Rich reading, and reasons to write
 This morning, in time set aside to write, I slunk away from my desk for half an hour and started Hamish Clayton's Wulf (Penguin Books, 2011: you can read an informative review here). I found myself wanting to read aloud so as to live the words and see the images:
Every word spoken, sent like a raft of smoke onto the air of that strange country, smelled like the blood riding the breath of their great chief..
The prose is mesmerising and there's promise of a compelling story. I also love the occasional prose-poetry that marks off segments in the first chapter, and Clayton's hypnotic use of repetition. (Made a mental note to mention him in writing classes as an example of a writer who breaks that not-particularly-hard-&-fast rule beautifully. Beginner writers often unconsciously repeat words from sentence to sentence.) This'll probably turn out to be one of those books that will live on my bookshelves all my life: no trade-in at Arty Bees.
I did write, finding my way in the dark as usual. I love those sparking moments when a new aspect of a character whom you barely know enough to narrate, yet, reveals itself. Kept my leg tied to the chair.

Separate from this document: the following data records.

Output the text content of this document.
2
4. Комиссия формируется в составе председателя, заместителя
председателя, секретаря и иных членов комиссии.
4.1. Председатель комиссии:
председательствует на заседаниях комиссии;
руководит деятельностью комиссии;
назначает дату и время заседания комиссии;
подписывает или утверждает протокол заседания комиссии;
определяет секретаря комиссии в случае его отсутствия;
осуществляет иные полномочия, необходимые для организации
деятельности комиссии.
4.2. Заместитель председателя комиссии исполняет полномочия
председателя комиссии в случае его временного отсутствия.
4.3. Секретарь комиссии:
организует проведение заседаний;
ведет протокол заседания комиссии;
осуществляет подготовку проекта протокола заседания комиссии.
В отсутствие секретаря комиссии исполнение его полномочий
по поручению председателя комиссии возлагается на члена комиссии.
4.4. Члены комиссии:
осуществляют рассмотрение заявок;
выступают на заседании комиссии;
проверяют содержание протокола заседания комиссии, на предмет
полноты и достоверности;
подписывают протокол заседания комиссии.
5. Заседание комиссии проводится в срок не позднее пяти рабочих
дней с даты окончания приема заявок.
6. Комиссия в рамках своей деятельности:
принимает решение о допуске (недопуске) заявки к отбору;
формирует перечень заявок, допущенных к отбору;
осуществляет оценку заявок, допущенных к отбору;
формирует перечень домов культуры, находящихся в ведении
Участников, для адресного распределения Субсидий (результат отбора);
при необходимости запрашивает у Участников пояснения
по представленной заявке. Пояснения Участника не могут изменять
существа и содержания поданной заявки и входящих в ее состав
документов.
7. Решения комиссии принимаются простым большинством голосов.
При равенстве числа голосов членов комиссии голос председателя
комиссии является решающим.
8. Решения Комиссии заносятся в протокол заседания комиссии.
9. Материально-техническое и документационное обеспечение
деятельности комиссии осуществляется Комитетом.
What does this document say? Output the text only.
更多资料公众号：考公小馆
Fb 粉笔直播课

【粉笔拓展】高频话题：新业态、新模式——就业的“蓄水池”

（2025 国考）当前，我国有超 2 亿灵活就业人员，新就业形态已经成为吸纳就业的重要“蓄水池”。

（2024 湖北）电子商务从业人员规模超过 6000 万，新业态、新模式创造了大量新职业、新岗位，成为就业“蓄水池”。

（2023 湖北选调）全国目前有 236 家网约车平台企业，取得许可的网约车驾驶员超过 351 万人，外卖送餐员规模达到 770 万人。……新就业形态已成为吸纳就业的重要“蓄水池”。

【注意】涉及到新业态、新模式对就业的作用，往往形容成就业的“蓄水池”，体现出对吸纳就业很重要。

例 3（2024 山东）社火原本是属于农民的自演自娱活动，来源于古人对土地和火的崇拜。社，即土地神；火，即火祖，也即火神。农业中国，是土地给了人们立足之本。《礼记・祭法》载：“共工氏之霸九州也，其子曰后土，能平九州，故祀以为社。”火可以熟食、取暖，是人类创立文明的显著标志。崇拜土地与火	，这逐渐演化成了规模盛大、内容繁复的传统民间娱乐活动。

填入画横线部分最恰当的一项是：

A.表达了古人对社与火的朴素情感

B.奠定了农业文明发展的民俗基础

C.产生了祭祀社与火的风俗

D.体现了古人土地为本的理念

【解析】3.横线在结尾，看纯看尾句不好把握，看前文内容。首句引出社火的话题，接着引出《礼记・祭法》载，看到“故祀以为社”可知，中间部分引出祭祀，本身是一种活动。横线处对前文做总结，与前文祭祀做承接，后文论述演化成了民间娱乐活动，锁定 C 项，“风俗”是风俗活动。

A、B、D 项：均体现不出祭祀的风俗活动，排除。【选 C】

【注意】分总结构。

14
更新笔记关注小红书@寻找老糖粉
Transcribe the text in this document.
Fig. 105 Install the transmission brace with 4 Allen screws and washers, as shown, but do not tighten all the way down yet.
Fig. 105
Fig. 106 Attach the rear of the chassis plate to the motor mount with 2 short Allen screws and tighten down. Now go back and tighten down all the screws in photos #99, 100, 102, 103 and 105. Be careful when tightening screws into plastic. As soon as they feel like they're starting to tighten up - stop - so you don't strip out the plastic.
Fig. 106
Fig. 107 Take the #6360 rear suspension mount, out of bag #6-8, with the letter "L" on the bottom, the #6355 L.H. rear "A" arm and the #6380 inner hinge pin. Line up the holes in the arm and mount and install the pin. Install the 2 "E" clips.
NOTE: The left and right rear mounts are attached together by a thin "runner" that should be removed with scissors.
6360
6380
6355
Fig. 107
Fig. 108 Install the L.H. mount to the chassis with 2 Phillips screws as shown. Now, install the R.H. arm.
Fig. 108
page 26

I've also recently read Their Faces Were Shining (Tim Wilson, VUP), and August (Bernard Beckett, Text Publishing), but won't write about those novels here as am reviewing them for New Zealand Books. However, I'll say it was no hardship to have to reread them while preparing the review, and anyone who wants to be happily submerged in fiction over the Easter weekend could look to these two New Zealand writers.
A significant cohort of the boys at Tobias Wolff's Old School (set, I think, in the 1950s) want to be writers. Of course, there's no mention of the Internet, or America's Next Top Model, or MTV. This atmosphere of dedicated literacy reminded me of reading old copies of Life magazine in Wellington Central Library while researching early 1960s US culture, and being startled by the elegance, lyricism and complexity of their current affairs writing – politics aside.
The school believes itself to be an egalitarian meritocracy, blind to class or financial distinctions. However, Wolff's protagonist, hiding his Jewishness because he has the 'tremor of apprehension' that the school somehow sets apart those identifying as Jewish, speculates on the motivation of the aspiring writers:
Maybe it seemed to them, as it did to me, that to be a writer was to escape the problems of blood and class. Writers formed a society of their own outside the common hierarchy.
Does anyone out there want to comment on why they write? Elizabeth Knox included her essay 'Why I Write' in her collection, The Love School (more on that another time). Elizabeth seems to me like someone who has always worked in interesting ways towards being conscious of what's going on in her mind (although she's also said that she's not the type of writer who's solely curious about her psychological workings, but instead naturally turns to making up stories, which tendency is pretty clear from the novels she's written). This extract is a lovely example of the consciousness, though:
In the dedication at the beginning of R. L. Stevenson's novel The Master of Ballantrae, the writer talks as if to to the father, who, addled by strokes, is no longer able to follow his work. Stevenson says what I'd like to say in dedicating my next book to my dead father (to the man his family all but lost years before he died). Stevenson says it perfectly, but I'd like to add this – that you don't just walk away from any of the people from whom you write. You notice them missing. You stop and go back and try to coax and help. You stand still and wait for them to be themselves again. Perhaps you get mad with them. But you wait, you wait. Then finally you walk off and leave them behind. And you find that, while you've waited, a dark wood has sprung up around you…
(A friend recently returned my copy of The Love School. I had mourned it, unable to remember whom I'd lent it to and thinking it lost, but it was on her bedside table the whole time, one of a pile of books lent over a year ago during a post-op recovery period. She's very good about – eventually – returning books, so I needn't have worried. These days I write down every book that leaves the house in a notebook kept on the bookshelves for the purpose. No more lost books! Who has my copy of Maurice Gee's The Big Season, or Patricia Grace's Baby No-Eyes? Huh?)
If we narrate our lives through our thoughts and dreams, first, and then through incidental conversations at work or the bus stop or on the pillow or in the car, that has never felt like enough for me. When I haven't been writing, I feel like I don't know myself. Even if everything other element in life is running along perfectly, it all feels skewiff. Conversely, dust can accumulate, letters can go unanswered, my attempts at cooking dinner can be mediocre, and it's all OK if I've written, even if the writing is unusable. And there's something about joining in with the song, the continued murmur, that long-lasting overseeing conversation and the talk that goes beyond our daily experience and is also tied to it.